モデルの本質になかなか触れられずに悩んでいた画家が、やっと完成させた絵だ。
悩んだ末、画家は最初の依頼内容に立ち戻った。「母親が息子に贈る絵」だということ。よって画家は、王妃の麗しい顔を慈母の微笑みで彩った。優しく見守る母の顔に。
しかし。
「母上が一番怒ってる時の顔なんだけど、これ」
「……」
「怖いんだけど」
王妃側に立つ人物である家庭教師もまた、珍しいその性質を知っている。だからこう助言した。
「……王太子殿下の勉学がはかどるよう、見張っておられるのです」
「えー」
「集中なされませ。お母上が見張っておられます、しっかりやりなさい、と。素晴らしい贈り物を下さったものです」
*
一枚目の肖像画を完成させた後も、画家は何度も何度も王妃の下を訪ねた。
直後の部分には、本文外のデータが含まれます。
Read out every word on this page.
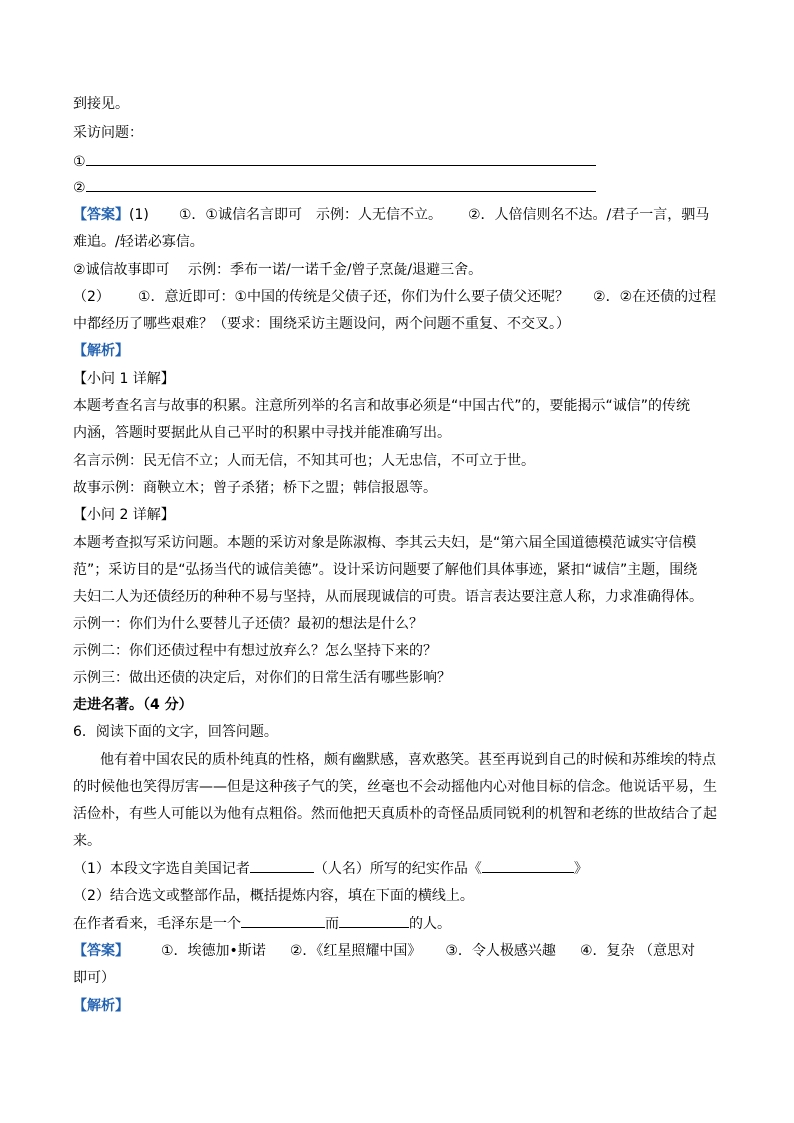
到接见。
采访问题：
①
②
【答案】(1) ①．①诚信名言即可　示例：人无信不立。 ②．人倍信则名不达。/君子一言，驷马
难追。/轻诺必寡信。
②诚信故事即可　 示例：季布一诺/一诺千金/曾子烹彘/退避三舍。
（2） ①．意近即可：①中国的传统是父债子还，你们为什么要子债父还呢？ ②．②在还债的过程
中都经历了哪些艰难？（要求：围绕采访主题设问，两个问题不重复、不交叉。）
【解析】
【小问 1 详解】
本题考查名言与故事的积累。注意所列举的名言和故事必须是“中国古代”的，要能揭示“诚信”的传统
内涵，答题时要据此从自己平时的积累中寻找并能准确写出。
名言示例：民无信不立；人而无信，不知其可也；人无忠信，不可立于世。
故事示例：商鞅立木；曾子杀猪；桥下之盟；韩信报恩等。
【小问 2 详解】
本题考查拟写采访问题。本题的采访对象是陈淑梅、李其云夫妇，是“第六届全国道德模范诚实守信模
范”；采访目的是“弘扬当代的诚信美德”。设计采访问题要了解他们具体事迹，紧扣“诚信”主题，围绕
夫妇二人为还债经历的种种不易与坚持，从而展现诚信的可贵。语言表达要注意人称，力求准确得体。
示例一：你们为什么要替儿子还债？最初的想法是什么？
示例二：你们还债过程中有想过放弃么？怎么坚持下来的？
示例三：做出还债的决定后，对你们的日常生活有哪些影响？
走进名著。（4 分）
6．阅读下面的文字，回答问题。
他有着中国农民的质朴纯真的性格，颇有幽默感，喜欢憨笑。甚至再说到自己的时候和苏维埃的特点
的时候他也笑得厉害——但是这种孩子气的笑，丝毫也不会动摇他内心对他目标的信念。他说话平易，生
活俭朴，有些人可能以为他有点粗俗。然而他把天真质朴的奇怪品质同锐利的机智和老练的世故结合了起
来。
（1）本段文字选自美国记者	（人名）所写的纪实作品《	》
（2）结合选文或整部作品，概括提炼内容，填在下面的横线上。
在作者看来，毛泽东是一个	而	的人。
【答案】 ①．埃德加•斯诺 ②．《红星照耀中国》 ③．令人极感兴趣 ④．复杂 （意思对
即可）
【解析】
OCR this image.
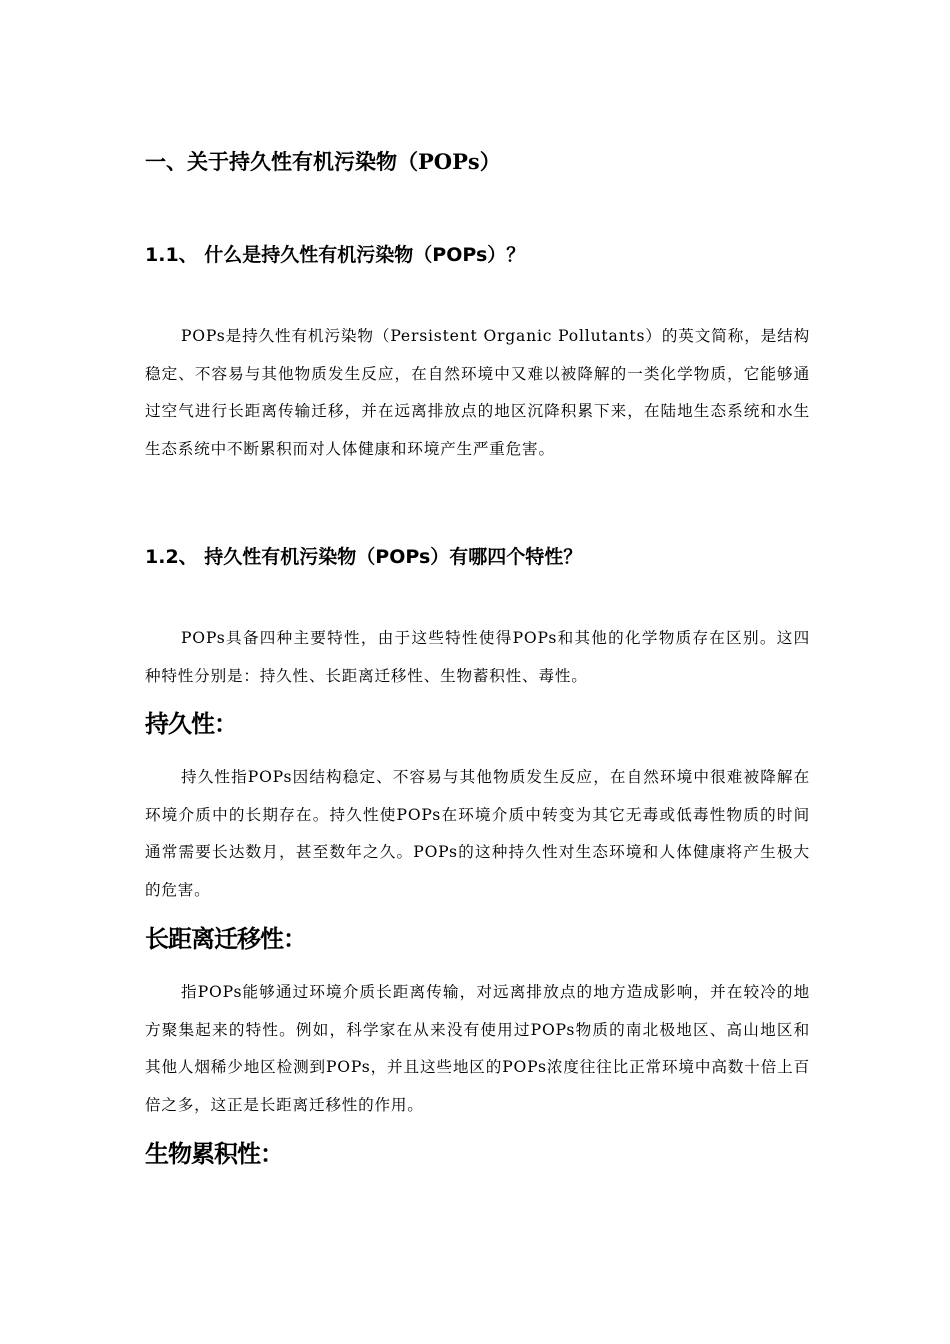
一、关于持久性有机污染物（POPs）
1.1、 什么是持久性有机污染物（POPs）？

POPs是持久性有机污染物（Persistent Organic Pollutants）的英文简称，是结构稳定、不容易与其他物质发生反应，在自然环境中又难以被降解的一类化学物质，它能够通过空气进行长距离传输迁移，并在远离排放点的地区沉降积累下来，在陆地生态系统和水生生态系统中不断累积而对人体健康和环境产生严重危害。

1.2、 持久性有机污染物（POPs）有哪四个特性？

POPs具备四种主要特性，由于这些特性使得POPs和其他的化学物质存在区别。这四种特性分别是：持久性、长距离迁移性、生物蓄积性、毒性。

持久性：

持久性指POPs因结构稳定、不容易与其他物质发生反应，在自然环境中很难被降解在环境介质中的长期存在。持久性使POPs在环境介质中转变为其它无毒或低毒性物质的时间通常需要长达数月，甚至数年之久。POPs的这种持久性对生态环境和人体健康将产生极大的危害。

长距离迁移性：

指POPs能够通过环境介质长距离传输，对远离排放点的地方造成影响，并在较冷的地方聚集起来的特性。例如，科学家在从来没有使用过POPs物质的南北极地区、高山地区和其他人烟稀少地区检测到POPs，并且这些地区的POPs浓度往往比正常环境中高数十倍上百倍之多，这正是长距离迁移性的作用。

生物累积性：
そのたびに新しい肖像画が描かれて、王太子へと贈られた。それらは大切に保管され、一連の「廃妃」シリーズとして後世の時代に知られることとなる。王侯貴族の肖像画にしては珍しく、そのどれもが優しく笑った表情を描いているため、よって、彼女は「ほほえみの廃妃」と呼ばれる人物として歴史に記憶された。
そうして、画家が最後に描いたのが、例の「ほほえみの廃妃」だ。はっきり「ほほえみの」とつきながらも、笑顔以外の表情をしている唯一の物。画家自身は己の最高傑作としていたが、晩年まで大事に自分の手元で隠していたため、王妃本人は見ていない。
「ほほえみの廃妃」には、同時代を生きて、王妃の人となりを知っている者しかわからない真実がある。画家はとうとう彼女の真髄を掴んだ。
なんとも言えずもの哀しい表情は、実は笑っている。
瞳は悲しく陰っているのではなく、実は明るく輝いている。
苦悩によってひそめられた眉は、実は誇らしげに高々と上がっている。
今にも淋しげな溜息をつかんばかりの唇は、実は今にも何かを宣言しようとしている。
こらえきれない悲しみをたたえたような、何か大切なものを諦めたような、その憂いの表情は。
――無能な国王を押しのけ王国の中枢に立ち、勝ち誇って笑う王妃の姿を描いたものだった。
つまり「ほほえみの廃妃」は、力強く君臨した、ひとりの「王」の絵姿である。
*
「……あああ! あの画家、いったい何枚描くつもりなんだ! どこ行っても母上に見張られているみたいじゃないか。うう、さぼれない……」
画家が描いた絵はみな王太子の下へ贈られる。王宮の各部屋に一枚ずつ母の絵を飾られ、さぼらず勉学に励んだお陰で、王妃の息子である王太子は、英明な君主として歴史に名を残したという。